La recherche estime que les taxons fossiles étroitement liés aux humains devraient être inclus dans le « genre Homo ».

📅 2026-09-03

Résumé :

Une dernière étude de l'Université Monash propose que toutes les espèces humaines ayant vécu au cours des 5 derniers millions d'années, ainsi que les groupes fossiles étroitement liés aux humains, soient inclus dans le genre « Homo ». Cette idée signifie que la manière traditionnelle de classer les lignées évolutives humaines devra peut-être être réexaminée.

Pendant longtemps, l'évolution humaine a souvent été décrite comme une séquence linéaire claire : partant d'ancêtres ressemblant à des singes, passant par les Australopithèques, se développant jusqu'aux premiers membres du genre Homo, et enfin évoluant vers les humains modernes. Cependant, de plus en plus de découvertes de fossiles montrent que l’histoire de l’évolution humaine est bien plus compliquée que cette description et qu’elle ne s’est pas déroulée de manière nette et directe.
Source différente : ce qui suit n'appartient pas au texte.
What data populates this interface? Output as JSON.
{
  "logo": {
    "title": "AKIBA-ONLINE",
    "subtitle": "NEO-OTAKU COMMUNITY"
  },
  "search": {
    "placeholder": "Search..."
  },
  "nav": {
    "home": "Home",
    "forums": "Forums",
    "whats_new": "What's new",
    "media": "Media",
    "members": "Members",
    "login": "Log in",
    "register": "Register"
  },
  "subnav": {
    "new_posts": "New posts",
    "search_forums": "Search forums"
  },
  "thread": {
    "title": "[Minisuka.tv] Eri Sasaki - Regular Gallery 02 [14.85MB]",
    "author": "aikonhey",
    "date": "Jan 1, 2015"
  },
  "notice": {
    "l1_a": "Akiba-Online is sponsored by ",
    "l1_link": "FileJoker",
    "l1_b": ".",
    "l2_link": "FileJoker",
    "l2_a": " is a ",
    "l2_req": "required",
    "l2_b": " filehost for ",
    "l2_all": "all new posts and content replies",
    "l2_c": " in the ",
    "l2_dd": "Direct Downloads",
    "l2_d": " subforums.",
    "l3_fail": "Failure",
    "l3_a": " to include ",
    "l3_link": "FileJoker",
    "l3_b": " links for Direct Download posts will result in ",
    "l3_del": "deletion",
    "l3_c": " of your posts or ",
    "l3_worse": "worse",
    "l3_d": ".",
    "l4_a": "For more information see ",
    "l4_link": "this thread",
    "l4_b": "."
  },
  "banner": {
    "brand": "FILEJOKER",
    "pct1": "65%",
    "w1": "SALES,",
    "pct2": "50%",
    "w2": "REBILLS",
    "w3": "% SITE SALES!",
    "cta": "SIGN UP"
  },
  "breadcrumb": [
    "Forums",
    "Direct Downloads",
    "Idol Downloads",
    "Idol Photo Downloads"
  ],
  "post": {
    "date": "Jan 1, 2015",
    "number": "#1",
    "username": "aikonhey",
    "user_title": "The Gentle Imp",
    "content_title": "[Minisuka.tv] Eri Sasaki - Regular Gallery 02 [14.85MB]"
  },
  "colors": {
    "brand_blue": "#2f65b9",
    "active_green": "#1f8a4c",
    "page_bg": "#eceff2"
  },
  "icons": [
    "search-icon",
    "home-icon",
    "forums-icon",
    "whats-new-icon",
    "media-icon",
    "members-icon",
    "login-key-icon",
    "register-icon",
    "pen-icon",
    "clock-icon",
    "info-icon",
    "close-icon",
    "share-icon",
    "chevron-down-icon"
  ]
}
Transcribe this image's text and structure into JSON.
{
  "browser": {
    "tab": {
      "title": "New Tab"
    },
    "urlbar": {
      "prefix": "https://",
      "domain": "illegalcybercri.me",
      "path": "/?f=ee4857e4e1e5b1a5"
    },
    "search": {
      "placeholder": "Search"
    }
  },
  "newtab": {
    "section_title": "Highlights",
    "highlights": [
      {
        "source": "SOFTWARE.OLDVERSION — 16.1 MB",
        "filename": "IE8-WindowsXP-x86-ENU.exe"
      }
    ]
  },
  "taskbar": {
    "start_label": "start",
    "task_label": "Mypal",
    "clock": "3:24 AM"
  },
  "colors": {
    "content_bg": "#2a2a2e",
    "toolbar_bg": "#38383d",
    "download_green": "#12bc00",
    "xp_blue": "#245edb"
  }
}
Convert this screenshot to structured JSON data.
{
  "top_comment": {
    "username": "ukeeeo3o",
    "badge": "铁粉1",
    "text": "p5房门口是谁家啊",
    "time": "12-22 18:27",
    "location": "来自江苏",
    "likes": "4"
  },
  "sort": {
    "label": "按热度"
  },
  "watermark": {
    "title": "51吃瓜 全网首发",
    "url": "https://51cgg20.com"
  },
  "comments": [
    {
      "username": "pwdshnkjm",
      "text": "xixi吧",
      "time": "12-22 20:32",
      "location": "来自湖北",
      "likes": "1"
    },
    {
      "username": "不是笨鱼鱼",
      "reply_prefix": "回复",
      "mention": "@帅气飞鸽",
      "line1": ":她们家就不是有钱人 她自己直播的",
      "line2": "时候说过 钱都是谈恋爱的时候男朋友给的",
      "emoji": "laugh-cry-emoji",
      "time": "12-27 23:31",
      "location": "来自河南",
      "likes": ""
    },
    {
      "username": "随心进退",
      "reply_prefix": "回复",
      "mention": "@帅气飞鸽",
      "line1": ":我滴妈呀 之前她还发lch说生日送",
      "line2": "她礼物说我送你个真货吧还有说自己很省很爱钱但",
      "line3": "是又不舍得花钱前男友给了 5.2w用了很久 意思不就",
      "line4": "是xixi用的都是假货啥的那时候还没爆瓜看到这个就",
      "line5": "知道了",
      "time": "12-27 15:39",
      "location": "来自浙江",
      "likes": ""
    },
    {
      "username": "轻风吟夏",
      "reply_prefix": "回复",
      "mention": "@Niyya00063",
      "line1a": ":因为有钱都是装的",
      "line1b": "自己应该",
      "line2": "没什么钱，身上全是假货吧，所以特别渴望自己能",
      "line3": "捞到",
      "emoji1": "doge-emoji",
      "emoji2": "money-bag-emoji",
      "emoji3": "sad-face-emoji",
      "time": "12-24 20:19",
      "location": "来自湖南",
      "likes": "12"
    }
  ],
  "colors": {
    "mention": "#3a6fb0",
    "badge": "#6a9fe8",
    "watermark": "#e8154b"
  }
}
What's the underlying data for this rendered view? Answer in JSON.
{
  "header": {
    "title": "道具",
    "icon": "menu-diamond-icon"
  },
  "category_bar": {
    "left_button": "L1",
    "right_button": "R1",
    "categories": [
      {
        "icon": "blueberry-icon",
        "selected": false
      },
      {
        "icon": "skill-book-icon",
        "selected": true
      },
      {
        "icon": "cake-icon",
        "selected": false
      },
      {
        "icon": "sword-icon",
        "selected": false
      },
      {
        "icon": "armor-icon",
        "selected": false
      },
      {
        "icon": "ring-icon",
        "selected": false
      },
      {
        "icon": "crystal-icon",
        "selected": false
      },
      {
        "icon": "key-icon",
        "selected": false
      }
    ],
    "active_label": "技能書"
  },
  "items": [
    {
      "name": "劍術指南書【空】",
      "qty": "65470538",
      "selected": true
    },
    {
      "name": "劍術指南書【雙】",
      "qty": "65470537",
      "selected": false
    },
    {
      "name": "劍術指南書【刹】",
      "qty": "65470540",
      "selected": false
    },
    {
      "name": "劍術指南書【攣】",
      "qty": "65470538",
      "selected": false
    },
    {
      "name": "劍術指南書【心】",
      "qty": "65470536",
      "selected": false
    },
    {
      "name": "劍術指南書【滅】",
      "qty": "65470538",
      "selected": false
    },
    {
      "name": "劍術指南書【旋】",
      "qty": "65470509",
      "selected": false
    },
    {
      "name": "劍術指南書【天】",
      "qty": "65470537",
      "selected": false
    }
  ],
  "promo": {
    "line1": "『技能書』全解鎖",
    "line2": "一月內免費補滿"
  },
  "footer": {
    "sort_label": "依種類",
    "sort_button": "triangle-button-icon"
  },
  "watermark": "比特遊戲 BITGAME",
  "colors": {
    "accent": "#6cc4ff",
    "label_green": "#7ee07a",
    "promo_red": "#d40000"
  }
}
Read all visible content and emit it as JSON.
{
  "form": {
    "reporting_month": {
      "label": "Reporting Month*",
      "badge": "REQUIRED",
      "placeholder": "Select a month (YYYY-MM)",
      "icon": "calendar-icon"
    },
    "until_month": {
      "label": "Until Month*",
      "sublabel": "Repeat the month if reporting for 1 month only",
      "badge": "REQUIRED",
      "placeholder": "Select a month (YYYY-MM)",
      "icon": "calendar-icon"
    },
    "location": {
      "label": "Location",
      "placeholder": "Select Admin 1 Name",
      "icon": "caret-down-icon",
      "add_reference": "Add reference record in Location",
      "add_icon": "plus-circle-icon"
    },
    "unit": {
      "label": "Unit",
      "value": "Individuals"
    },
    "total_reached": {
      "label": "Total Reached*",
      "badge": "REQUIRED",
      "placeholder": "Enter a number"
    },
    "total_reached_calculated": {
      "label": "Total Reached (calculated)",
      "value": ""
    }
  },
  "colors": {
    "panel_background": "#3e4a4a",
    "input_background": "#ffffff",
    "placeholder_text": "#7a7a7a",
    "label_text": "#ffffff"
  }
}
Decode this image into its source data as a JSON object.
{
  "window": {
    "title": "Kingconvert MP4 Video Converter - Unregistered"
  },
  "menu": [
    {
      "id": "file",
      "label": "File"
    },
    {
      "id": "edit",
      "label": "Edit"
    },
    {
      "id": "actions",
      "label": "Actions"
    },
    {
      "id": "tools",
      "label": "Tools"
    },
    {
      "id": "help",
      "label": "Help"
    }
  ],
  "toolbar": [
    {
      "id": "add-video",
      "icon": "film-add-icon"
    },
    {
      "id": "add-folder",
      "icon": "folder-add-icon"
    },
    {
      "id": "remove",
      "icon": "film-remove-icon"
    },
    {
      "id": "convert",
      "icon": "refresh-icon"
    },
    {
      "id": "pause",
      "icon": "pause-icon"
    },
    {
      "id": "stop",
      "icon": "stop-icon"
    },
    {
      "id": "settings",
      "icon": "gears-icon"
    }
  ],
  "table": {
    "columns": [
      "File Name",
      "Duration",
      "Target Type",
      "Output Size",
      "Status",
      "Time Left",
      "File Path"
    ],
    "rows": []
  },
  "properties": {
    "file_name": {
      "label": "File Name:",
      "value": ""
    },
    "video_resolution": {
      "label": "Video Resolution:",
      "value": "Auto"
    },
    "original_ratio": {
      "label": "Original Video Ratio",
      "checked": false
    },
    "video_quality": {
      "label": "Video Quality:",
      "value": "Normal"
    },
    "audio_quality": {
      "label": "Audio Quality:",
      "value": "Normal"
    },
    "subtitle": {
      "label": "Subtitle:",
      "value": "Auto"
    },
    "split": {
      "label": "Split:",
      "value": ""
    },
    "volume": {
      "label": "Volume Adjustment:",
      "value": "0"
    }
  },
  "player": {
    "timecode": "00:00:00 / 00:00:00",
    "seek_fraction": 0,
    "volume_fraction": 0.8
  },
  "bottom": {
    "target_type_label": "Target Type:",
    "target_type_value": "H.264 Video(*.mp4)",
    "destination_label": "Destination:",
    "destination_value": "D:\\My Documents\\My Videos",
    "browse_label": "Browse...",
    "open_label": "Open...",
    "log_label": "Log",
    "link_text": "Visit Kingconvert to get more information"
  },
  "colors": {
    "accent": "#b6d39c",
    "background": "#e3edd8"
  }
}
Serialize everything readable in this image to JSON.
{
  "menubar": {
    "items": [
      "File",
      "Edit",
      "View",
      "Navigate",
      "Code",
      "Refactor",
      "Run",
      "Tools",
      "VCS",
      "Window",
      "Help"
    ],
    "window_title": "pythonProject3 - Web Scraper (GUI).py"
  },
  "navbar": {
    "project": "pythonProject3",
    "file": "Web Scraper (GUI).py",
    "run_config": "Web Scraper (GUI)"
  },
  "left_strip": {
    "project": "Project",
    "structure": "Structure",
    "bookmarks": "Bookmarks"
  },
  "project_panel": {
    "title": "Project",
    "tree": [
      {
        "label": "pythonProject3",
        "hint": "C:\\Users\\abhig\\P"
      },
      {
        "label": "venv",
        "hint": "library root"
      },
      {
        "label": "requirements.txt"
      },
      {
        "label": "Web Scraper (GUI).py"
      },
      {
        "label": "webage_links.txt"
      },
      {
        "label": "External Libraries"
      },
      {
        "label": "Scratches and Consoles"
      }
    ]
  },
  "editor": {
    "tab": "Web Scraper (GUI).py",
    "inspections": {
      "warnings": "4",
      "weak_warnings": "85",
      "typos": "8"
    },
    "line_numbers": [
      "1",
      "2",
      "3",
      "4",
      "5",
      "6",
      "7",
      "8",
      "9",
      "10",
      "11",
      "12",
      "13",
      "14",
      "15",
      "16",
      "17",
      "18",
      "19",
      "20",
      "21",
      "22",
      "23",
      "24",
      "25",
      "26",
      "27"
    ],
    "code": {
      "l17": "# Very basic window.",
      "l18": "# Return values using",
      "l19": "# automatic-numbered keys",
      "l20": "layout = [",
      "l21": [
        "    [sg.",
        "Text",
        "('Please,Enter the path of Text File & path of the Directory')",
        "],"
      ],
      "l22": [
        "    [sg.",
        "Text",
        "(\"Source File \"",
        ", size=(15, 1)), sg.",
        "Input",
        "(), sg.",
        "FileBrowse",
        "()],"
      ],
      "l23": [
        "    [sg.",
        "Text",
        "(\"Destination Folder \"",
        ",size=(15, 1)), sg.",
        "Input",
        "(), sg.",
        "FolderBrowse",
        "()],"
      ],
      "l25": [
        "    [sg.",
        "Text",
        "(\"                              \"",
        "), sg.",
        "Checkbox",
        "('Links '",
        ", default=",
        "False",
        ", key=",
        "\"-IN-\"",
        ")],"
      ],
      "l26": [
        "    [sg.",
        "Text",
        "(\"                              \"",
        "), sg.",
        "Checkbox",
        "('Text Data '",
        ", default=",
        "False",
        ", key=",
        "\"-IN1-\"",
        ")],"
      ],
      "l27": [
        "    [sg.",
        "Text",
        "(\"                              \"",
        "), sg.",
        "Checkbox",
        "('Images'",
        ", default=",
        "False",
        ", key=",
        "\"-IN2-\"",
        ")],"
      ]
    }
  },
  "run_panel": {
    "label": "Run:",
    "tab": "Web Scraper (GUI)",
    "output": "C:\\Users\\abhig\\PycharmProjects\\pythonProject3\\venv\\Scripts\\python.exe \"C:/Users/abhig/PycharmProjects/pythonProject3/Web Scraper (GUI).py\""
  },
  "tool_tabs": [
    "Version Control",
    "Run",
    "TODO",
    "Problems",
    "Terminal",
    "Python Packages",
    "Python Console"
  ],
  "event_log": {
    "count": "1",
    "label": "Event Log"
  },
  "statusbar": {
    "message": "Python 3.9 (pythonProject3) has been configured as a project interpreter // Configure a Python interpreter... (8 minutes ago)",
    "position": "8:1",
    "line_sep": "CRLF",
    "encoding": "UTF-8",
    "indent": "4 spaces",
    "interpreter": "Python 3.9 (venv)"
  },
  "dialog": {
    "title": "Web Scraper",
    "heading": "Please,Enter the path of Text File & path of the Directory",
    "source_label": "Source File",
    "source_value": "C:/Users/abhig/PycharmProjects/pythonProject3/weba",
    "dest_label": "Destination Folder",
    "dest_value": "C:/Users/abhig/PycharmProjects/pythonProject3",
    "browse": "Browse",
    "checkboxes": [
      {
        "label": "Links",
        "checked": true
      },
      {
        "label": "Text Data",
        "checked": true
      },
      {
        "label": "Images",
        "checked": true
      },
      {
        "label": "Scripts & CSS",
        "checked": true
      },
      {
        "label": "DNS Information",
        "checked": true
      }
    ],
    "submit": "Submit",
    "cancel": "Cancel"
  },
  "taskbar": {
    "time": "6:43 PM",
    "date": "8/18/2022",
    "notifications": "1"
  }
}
Cette étude publiée dans l'"American Journal of Biological Anthropology" estime que les découvertes de fossiles ces dernières années, ainsi que le développement de la biologie évolutive et des techniques d'analyse génétique, continuent de brouiller les frontières apparemment claires entre les ancêtres humains et les taxons fossiles étroitement liés. Les chercheurs ont donc suggéré que toutes les espèces humaines apparues au cours des 4 à 5 millions d’années passées, ainsi que les taxons étroitement apparentés tels que les Australopithèques et les Paranthropus, devraient être unifiés dans le genre Homo.

Le Dr Ian Toll, responsable de l'étude et chercheur à l'Institut de découverte biomédicale de l'Université Monash, a déclaré que les systèmes de classification existants sont de plus en plus difficiles à refléter avec précision l'évolution humaine. Il souligne que les espèces actuellement classées comme Homo, ainsi que les Australopithèques et Paranthropus, ont toutes vécu au cours des 5 derniers millions d'années, et les preuves accumulées suggèrent que les divisions traditionnelles entre ces groupes ne sont peut-être pas encore valables.

Toll a déclaré que les récentes découvertes de fossiles et les progrès de l'analyse évolutive et génétique constituent le moment idéal pour réévaluer si la taxonomie traditionnelle peut représenter avec précision l'évolution humaine. Ces groupes ne représentent pas nécessairement des branches évolutives indépendantes, appelées « clades ». Les traits comportementaux et les différences écologiques qui les distinguaient autrefois sont de plus en plus difficiles à maintenir rigoureusement.

Il a proposé qu'élargir la portée du genre Homo pour inclure d'autres groupes apparentés puisse présenter de manière plus précise et plus stable les relations évolutives complexes révélées par les archives fossiles.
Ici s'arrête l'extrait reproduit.